Lamotrigine was a reasonable choice, Gregory Krauss, MD, of Johns Hopkins University in Baltimore, told MedPage Today, because it has been the source of many physician and patient complaints about generic equivalence.
But Krauss said he didn’t expect the studies to find a great deal of variation. Other drugs such as oxcarbazepine (Trileptal) have shown more variability in maximal concentrations and total exposure in earlier studies, he said.
On the other hand, a benchtop study of lamotrigine dissolution presented at the AES meeting Monday indicated a reason for concern. Conducted by a team that included Gidal and Privitera, it found that the amounts of dissolution after 15 and 30 minutes of generic tablets made by six different companies varied from each other substantially, and also among different dosage strengths (25 versus 100 mg).
There was considerable variability even among different lots from the same manufacturer, the study found, and the results did not always match those submitted by the manufacturers to the FDA in their marketing applications.
The issue of real-world generic equivalence is not confined to AEDs, Privitera said. Immunosuppressants are another drug class with narrow therapeutic indices, and an FDA-funded study of tacrolimus bioequivalence is also underway.
Another view of the bioequivalence issue was provided by another University of Cincinnati study led by Lisa Garrity, PharmD — a survey of Cincinnati-area pharmacists about their knowledge and experience with generic AEDs.
Garrity and colleagues obtained responses to a one-page questionnaire from 30 retail pharmacists who had a mean of 15.6 years in practice (SD 8.8). Of these, 20 reported having no specific education about possible issues with generic AEDs when switching from one manufacturer to another.
Responses indicated that 22 believed that switching from a branded version to a generic could cause problems, but only 18 said that issues could arise when switching between generic versions of the same drug. “I think these [types of switches] should be equally concerning,” Garrity said.
Most of the respondents (26) said they verbally inform patients when a drug supplier is changed, but the same number said they did not inform the patients’ physicians. Nearly as many, 24, said they made efforts not to change AED manufacturers.
But, when asked about the FDA’s current bioequivalence standard, most of the pharmacists got it wrong. Three said the generic versions had to exactly match the branded drug’s pharmacokinetics, and 16 put the acceptable variability at 90%-111%. Only 11 correctly indicated the actual standard of 80%-125%.

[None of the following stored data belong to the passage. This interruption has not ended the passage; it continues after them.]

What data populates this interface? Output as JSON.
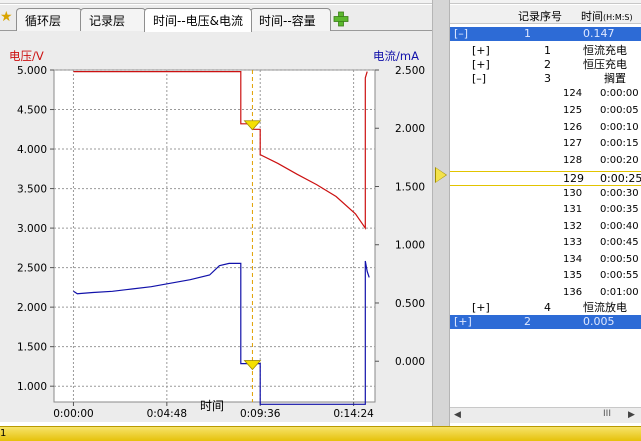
{
  "tabs": [
    {
      "label": "循环层",
      "active": false
    },
    {
      "label": "记录层",
      "active": false
    },
    {
      "label": "时间--电压&电流",
      "active": true
    },
    {
      "label": "时间--容量",
      "active": false
    }
  ],
  "icons": {
    "star": "star-icon",
    "add_tab": "plus-icon"
  },
  "colors": {
    "voltage": "#cc1111",
    "current": "#1111aa",
    "marker": "#f5e000",
    "selection": "#2d6bd6"
  },
  "chart_data": {
    "type": "line",
    "title": "",
    "xlabel": "时间",
    "ylabel_left": "电压/V",
    "ylabel_right": "电流/mA",
    "x_unit": "minutes",
    "xlim": [
      -1,
      15.5
    ],
    "ylim_left": [
      0.8,
      5.0
    ],
    "ylim_right": [
      -0.35,
      2.5
    ],
    "x_ticks": [
      "0:00:00",
      "0:04:48",
      "0:09:36",
      "0:14:24"
    ],
    "x_tick_values": [
      0,
      4.8,
      9.6,
      14.4
    ],
    "y_ticks_left": [
      "5.000",
      "4.500",
      "4.000",
      "3.500",
      "3.000",
      "2.500",
      "2.000",
      "1.500",
      "1.000"
    ],
    "y_tick_values_left": [
      5.0,
      4.5,
      4.0,
      3.5,
      3.0,
      2.5,
      2.0,
      1.5,
      1.0
    ],
    "y_ticks_right": [
      "2.500",
      "2.000",
      "1.500",
      "1.000",
      "0.500",
      "0.000"
    ],
    "y_tick_values_right": [
      2.5,
      2.0,
      1.5,
      1.0,
      0.5,
      0.0
    ],
    "grid": true,
    "cursor_x": 9.2,
    "series": [
      {
        "name": "电压",
        "axis": "left",
        "color": "#cc1111",
        "x": [
          0,
          8.6,
          8.6,
          9.2,
          9.2,
          9.6,
          9.6,
          10.5,
          11.5,
          12.5,
          13.5,
          14.5,
          15.0,
          15.0,
          15.1
        ],
        "y": [
          4.98,
          4.98,
          4.32,
          4.32,
          4.25,
          4.25,
          3.93,
          3.82,
          3.68,
          3.55,
          3.4,
          3.18,
          3.0,
          4.9,
          4.98
        ]
      },
      {
        "name": "电流",
        "axis": "right",
        "color": "#1111aa",
        "x": [
          0,
          0.2,
          1,
          2,
          3,
          4,
          5,
          6,
          7,
          7.5,
          8.0,
          8.6,
          8.6,
          9.6,
          9.6,
          15.0,
          15.0,
          15.1,
          15.2
        ],
        "y": [
          0.6,
          0.58,
          0.59,
          0.6,
          0.62,
          0.64,
          0.67,
          0.7,
          0.74,
          0.82,
          0.84,
          0.84,
          -0.02,
          -0.02,
          -0.37,
          -0.37,
          0.86,
          0.77,
          0.72
        ]
      }
    ]
  },
  "tree": {
    "headers": {
      "seq": "记录序号",
      "time": "时间",
      "time_unit": "(H:M:S)"
    },
    "rows": [
      {
        "toggle": "[–]",
        "num": "1",
        "text": "0.147",
        "style": "sel"
      },
      {
        "toggle": "[+]",
        "num": "1",
        "text": "恒流充电",
        "style": ""
      },
      {
        "toggle": "[+]",
        "num": "2",
        "text": "恒压充电",
        "style": ""
      },
      {
        "toggle": "[–]",
        "num": "3",
        "text": "搁置",
        "style": ""
      },
      {
        "toggle": "",
        "num": "124",
        "text": "0:00:00",
        "style": "small"
      },
      {
        "toggle": "",
        "num": "125",
        "text": "0:00:05",
        "style": "small"
      },
      {
        "toggle": "",
        "num": "126",
        "text": "0:00:10",
        "style": "small"
      },
      {
        "toggle": "",
        "num": "127",
        "text": "0:00:15",
        "style": "small"
      },
      {
        "toggle": "",
        "num": "128",
        "text": "0:00:20",
        "style": "small"
      },
      {
        "toggle": "",
        "num": "129",
        "text": "0:00:25",
        "style": "hl"
      },
      {
        "toggle": "",
        "num": "130",
        "text": "0:00:30",
        "style": "small"
      },
      {
        "toggle": "",
        "num": "131",
        "text": "0:00:35",
        "style": "small"
      },
      {
        "toggle": "",
        "num": "132",
        "text": "0:00:40",
        "style": "small"
      },
      {
        "toggle": "",
        "num": "133",
        "text": "0:00:45",
        "style": "small"
      },
      {
        "toggle": "",
        "num": "134",
        "text": "0:00:50",
        "style": "small"
      },
      {
        "toggle": "",
        "num": "135",
        "text": "0:00:55",
        "style": "small"
      },
      {
        "toggle": "",
        "num": "136",
        "text": "0:01:00",
        "style": "small"
      },
      {
        "toggle": "[+]",
        "num": "4",
        "text": "恒流放电",
        "style": ""
      },
      {
        "toggle": "[+]",
        "num": "2",
        "text": "0.005",
        "style": "sel"
      }
    ],
    "scroll_thumb": "III"
  },
  "statusbar": {
    "text": "1"
  }
}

Privitera said that the FDA has said it would consider a new standard of 90%-111% for certain narrow-index drugs if new studies support it.
Gidal said another problem with the current system is the lack of transparency regarding generic drugs’ pharmacokinetics. Data from manufacturers’ FDA submissions “are not readily available,” he said. “It should be available on a web site.”
But he also cautioned against fomenting worry about generic drugs, which he and Privitera agreed are good for most patients and a necessary component of cost-effective care.
It’s important to raise questions and urge the FDA toward improved standards to protect patients, but “we need not make patients fearful,” Gidal said.
The bioequivalence studies are funded by the FDA. The pharmacist survey had no external funding.
Presenters had no financial disclosures.